The Testosterone Cypionate shortage puts an extra burden on providers, but a systematic approach can minimize disruption for your patients and your practice. By prescribing strategically, using real-time stock tools like Medfinder, building pharmacy relationships, and having ready alternatives, you can keep your patients on therapy even when supply is tight.

Related resources:

What is the most interchangeable alternative to Testosterone Cypionate?

Testosterone Enanthate (Delatestryl) is the most pharmacologically similar alternative. It can be prescribed at equivalent doses with similar injection frequency. The main difference is the carrier oil (sesame vs. cottonseed). A new prescription is required — pharmacies cannot substitute one for the other.

Can I prescribe Testosterone Cypionate for subcutaneous injection?

While Testosterone Cypionate is FDA-approved for intramuscular injection, subcutaneous administration is increasingly used off-label and supported by clinical evidence showing adequate absorption. Lower, more frequent doses (e.g., 50–80 mg twice weekly SubQ) may provide more stable levels. Discuss this option with patients who prefer it.

How can my office efficiently manage testosterone shortage callbacks?

Implement a standard workflow: train front desk staff to use Medfinder to check nearby pharmacy stock in real time, maintain a list of reliable pharmacies, and have a pre-approved alternative prescribing protocol so clinical staff can quickly pivot when a patient reports a stockout.

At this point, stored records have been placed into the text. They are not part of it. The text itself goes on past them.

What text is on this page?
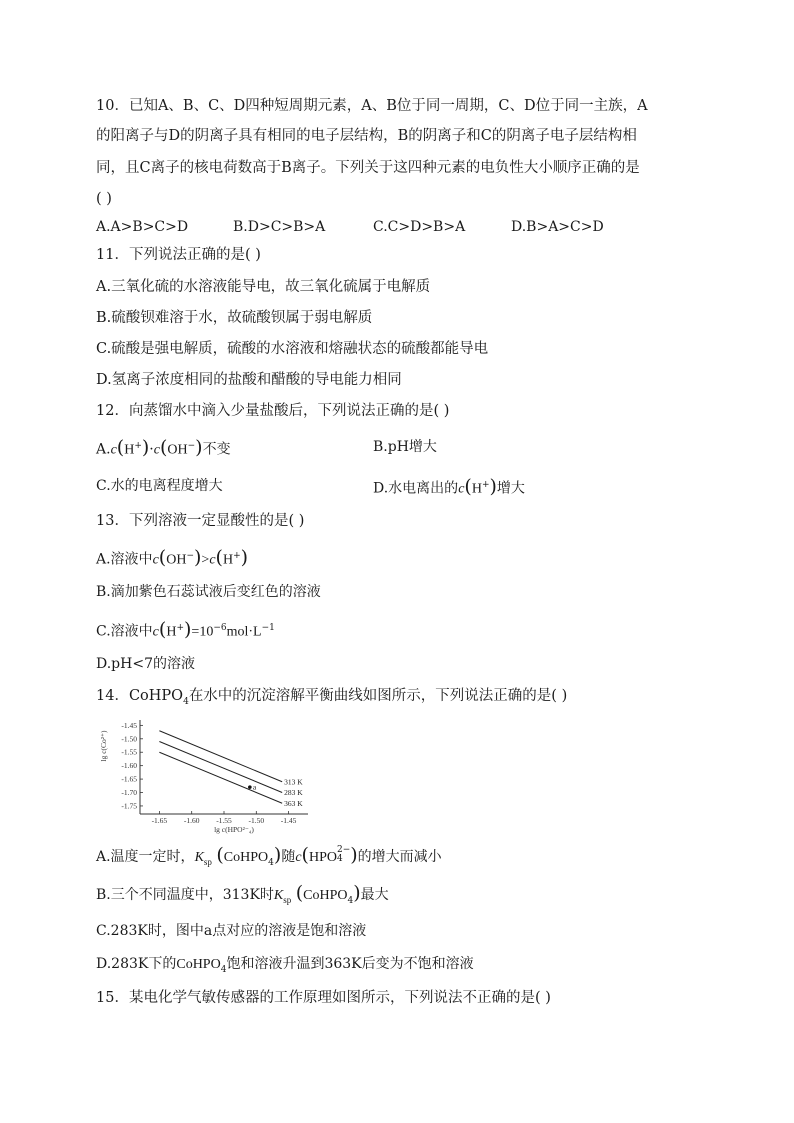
10．已知A、B、C、D四种短周期元素，A、B位于同一周期，C、D位于同一主族，A
的阳离子与D的阴离子具有相同的电子层结构，B的阴离子和C的阴离子电子层结构相
同，且C离子的核电荷数高于B离子。下列关于这四种元素的电负性大小顺序正确的是
( )
A.A>B>C>D	B.D>C>B>A	C.C>D>B>A	D.B>A>C>D
11．下列说法正确的是( )
A.三氧化硫的水溶液能导电，故三氧化硫属于电解质
B.硫酸钡难溶于水，故硫酸钡属于弱电解质
C.硫酸是强电解质，硫酸的水溶液和熔融状态的硫酸都能导电
D.氢离子浓度相同的盐酸和醋酸的导电能力相同
12．向蒸馏水中滴入少量盐酸后，下列说法正确的是( )
A.c(H+)·c(OH−)不变	B.pH增大
C.水的电离程度增大	D.水电离出的c(H+)增大
13．下列溶液一定显酸性的是( )
A.溶液中c(OH−)>c(H+)
B.滴加紫色石蕊试液后变红色的溶液
C.溶液中$c(H^+)=10^{-6}mol\cdot L^{-1}$
D.pH<7的溶液
14．CoHPO$_4$在水中的沉淀溶解平衡曲线如图所示，下列说法正确的是( )
-1.45
-1.50
-1.55
-1.60
-1.65
-1.70
-1.75
-1.65 -1.60 -1.55 -1.50 -1.45
lg c(HPO²⁻₄)
lg c(Co²⁺)
313 K
283 K
363 K
a
A.温度一定时，$K_{sp}$ (CoHPO$_4$)随c(HPO 2−
4 )的增大而减小
B.三个不同温度中，313K时$K_{sp}$ (CoHPO$_4$)最大
C.283K时，图中a点对应的溶液是饱和溶液
D.283K下的CoHPO$_4$饱和溶液升温到363K后变为不饱和溶液
15．某电化学气敏传感器的工作原理如图所示，下列说法不正确的是( )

Should I proactively switch patients to a different testosterone formulation?

Not necessarily. If patients are stable on Testosterone Cypionate and can reliably fill it, there's no reason to switch. However, for patients who experience repeated fill failures, proactively discussing alternatives like Testosterone Enanthate or testosterone gel can prevent treatment interruptions.